FORTPEAT - SURROGATE 1

Suasana yang terasa sedikit berbeda dari biasanya. Entah kenapa Peat merasakan mertuanya menjadi lebih perhatian hari ini. Makan malam yang selalu ia hadiri dengan suaminya dirumah sang mertua cenderung lebih hangat dan nyaman.

Nyaman, namun asing.

Terasa seperti detik detik sebelum datangnya badai.

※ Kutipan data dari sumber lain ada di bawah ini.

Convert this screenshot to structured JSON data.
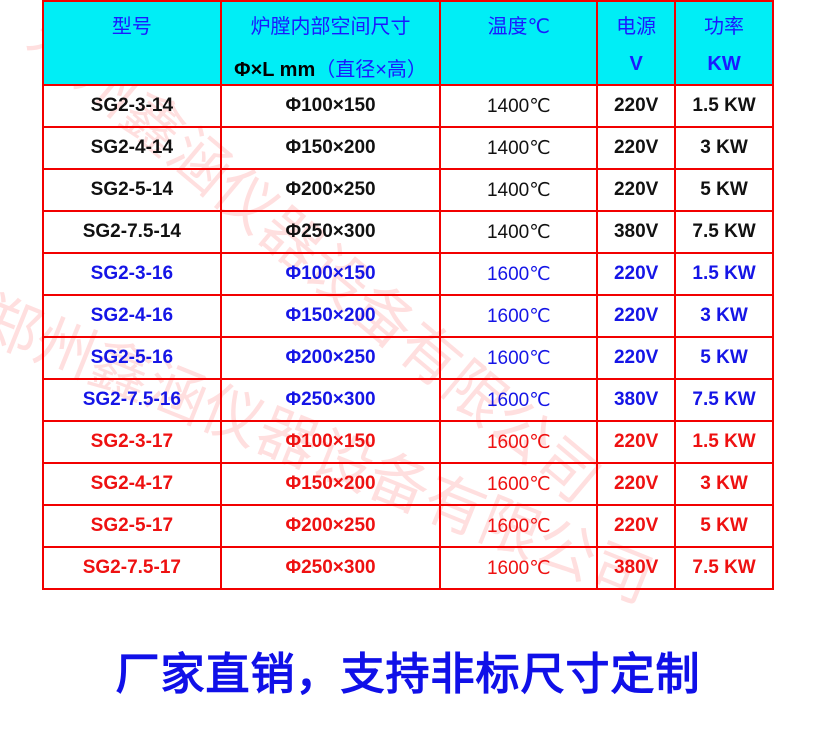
{
  "header": {
    "model": "型号",
    "size_line1": "炉膛内部空间尺寸",
    "size_line2_a": "Φ×L mm",
    "size_line2_b": "（直径×高）",
    "temp": "温度℃",
    "power_src_line1": "电源",
    "power_src_line2": "V",
    "power_line1": "功率",
    "power_line2": "KW"
  },
  "rows": [
    {
      "model": "SG2-3-14",
      "size": "Φ100×150",
      "temp": "1400℃",
      "volt": "220V",
      "power": "1.5 KW",
      "color": "black"
    },
    {
      "model": "SG2-4-14",
      "size": "Φ150×200",
      "temp": "1400℃",
      "volt": "220V",
      "power": "3 KW",
      "color": "black"
    },
    {
      "model": "SG2-5-14",
      "size": "Φ200×250",
      "temp": "1400℃",
      "volt": "220V",
      "power": "5 KW",
      "color": "black"
    },
    {
      "model": "SG2-7.5-14",
      "size": "Φ250×300",
      "temp": "1400℃",
      "volt": "380V",
      "power": "7.5 KW",
      "color": "black"
    },
    {
      "model": "SG2-3-16",
      "size": "Φ100×150",
      "temp": "1600℃",
      "volt": "220V",
      "power": "1.5 KW",
      "color": "blue"
    },
    {
      "model": "SG2-4-16",
      "size": "Φ150×200",
      "temp": "1600℃",
      "volt": "220V",
      "power": "3 KW",
      "color": "blue"
    },
    {
      "model": "SG2-5-16",
      "size": "Φ200×250",
      "temp": "1600℃",
      "volt": "220V",
      "power": "5 KW",
      "color": "blue"
    },
    {
      "model": "SG2-7.5-16",
      "size": "Φ250×300",
      "temp": "1600℃",
      "volt": "380V",
      "power": "7.5 KW",
      "color": "blue"
    },
    {
      "model": "SG2-3-17",
      "size": "Φ100×150",
      "temp": "1600℃",
      "volt": "220V",
      "power": "1.5 KW",
      "color": "red"
    },
    {
      "model": "SG2-4-17",
      "size": "Φ150×200",
      "temp": "1600℃",
      "volt": "220V",
      "power": "3 KW",
      "color": "red"
    },
    {
      "model": "SG2-5-17",
      "size": "Φ200×250",
      "temp": "1600℃",
      "volt": "220V",
      "power": "5 KW",
      "color": "red"
    },
    {
      "model": "SG2-7.5-17",
      "size": "Φ250×300",
      "temp": "1600℃",
      "volt": "380V",
      "power": "7.5 KW",
      "color": "red"
    }
  ],
  "footer": "厂家直销，支持非标尺寸定制",
  "watermark": "郑州鑫涵仪器设备有限公司",
  "colors": {
    "header_bg": "#00eef6",
    "border": "#f20000",
    "header_text": "#1a1aff",
    "footer_text": "#1010e8"
  }
}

Dentingan antara piring dan alat makan pun terdengar. Dengan senyum hangat khas seorang ibu, sang mertua mulai menaruh beberapa makanan diatas piring Peat. Matanya yang mulai berkeriput namun tak sebanyak wanita seusianya menatap Peat dengan hangat. Bahkan sang ibu mertua tak menatap suaminya sedemikian rupa.

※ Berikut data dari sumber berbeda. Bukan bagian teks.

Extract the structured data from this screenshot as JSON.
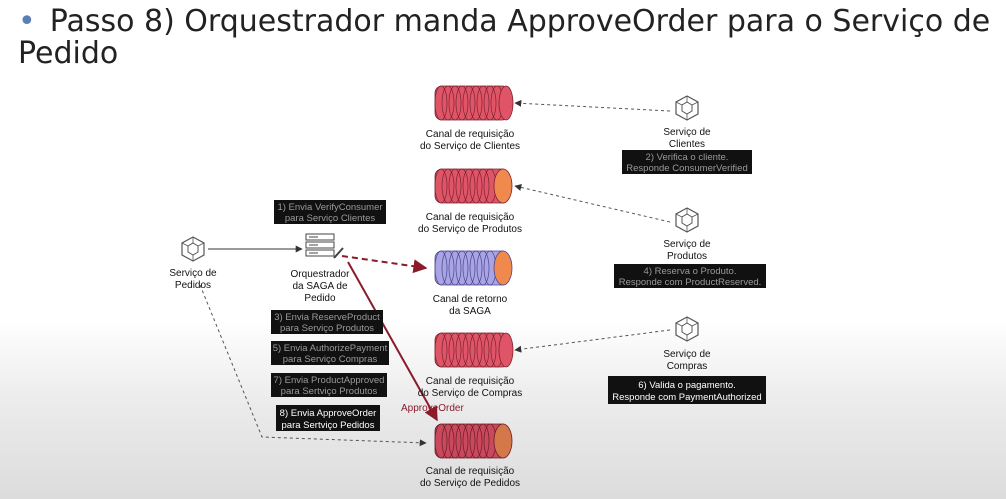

Hanya respon yang sama yang bisa Peat berikan. Dengan senyum lebar khas miliknya serta sedikit mata yang tertutup karena pipinya yang naik.

Makan malam pun dimulai, seperti biasa percakapan antara sang suami dan ayah mertuanya selalu terdengar serius. Percakapan seputar pekerjaan mereka dan beberapa hal lain yang saling berkait.

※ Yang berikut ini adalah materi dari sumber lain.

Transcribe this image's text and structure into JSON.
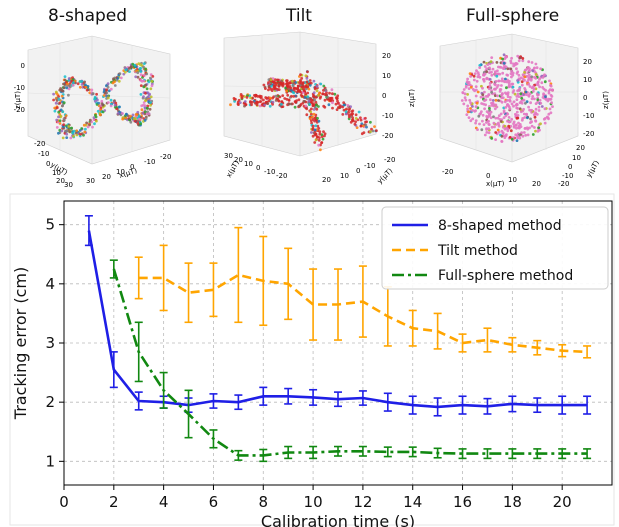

Fort. Suaminya yang saat ini ditunjuk sekitar satu tahun yang lalu sebagai direktur utama perusahaan keluarga mereka. Perusahaan yang bergerak dalam bidang pangan itu semakin hari menunjukkan beberapa penurunan. Hal ini pun Peat ketahui karena tanpa sengaja menyimak obrolan kedua ayah dan anak tersebut.

Meski tak terlalu parah, namun segala sesuatu yang terkait dengan penurunan akan selalu terdengar negatif dan buruk. Jadi Fort belakangan memang lebih sibuk dari biasanya hingga pria itu terkadang tak sempat untuk pulang kerumah mereka.

Tak masalah bagi Peat. Suaminya tengah bekerja keras dan Peat harus menghormati itu. Dan lagi pun tak ada perlakuan berbeda dari Fort, matanya dan getaran setiap kali mereka bertemu tak berubah sejak mereka menikah 17 bulan yang lalu.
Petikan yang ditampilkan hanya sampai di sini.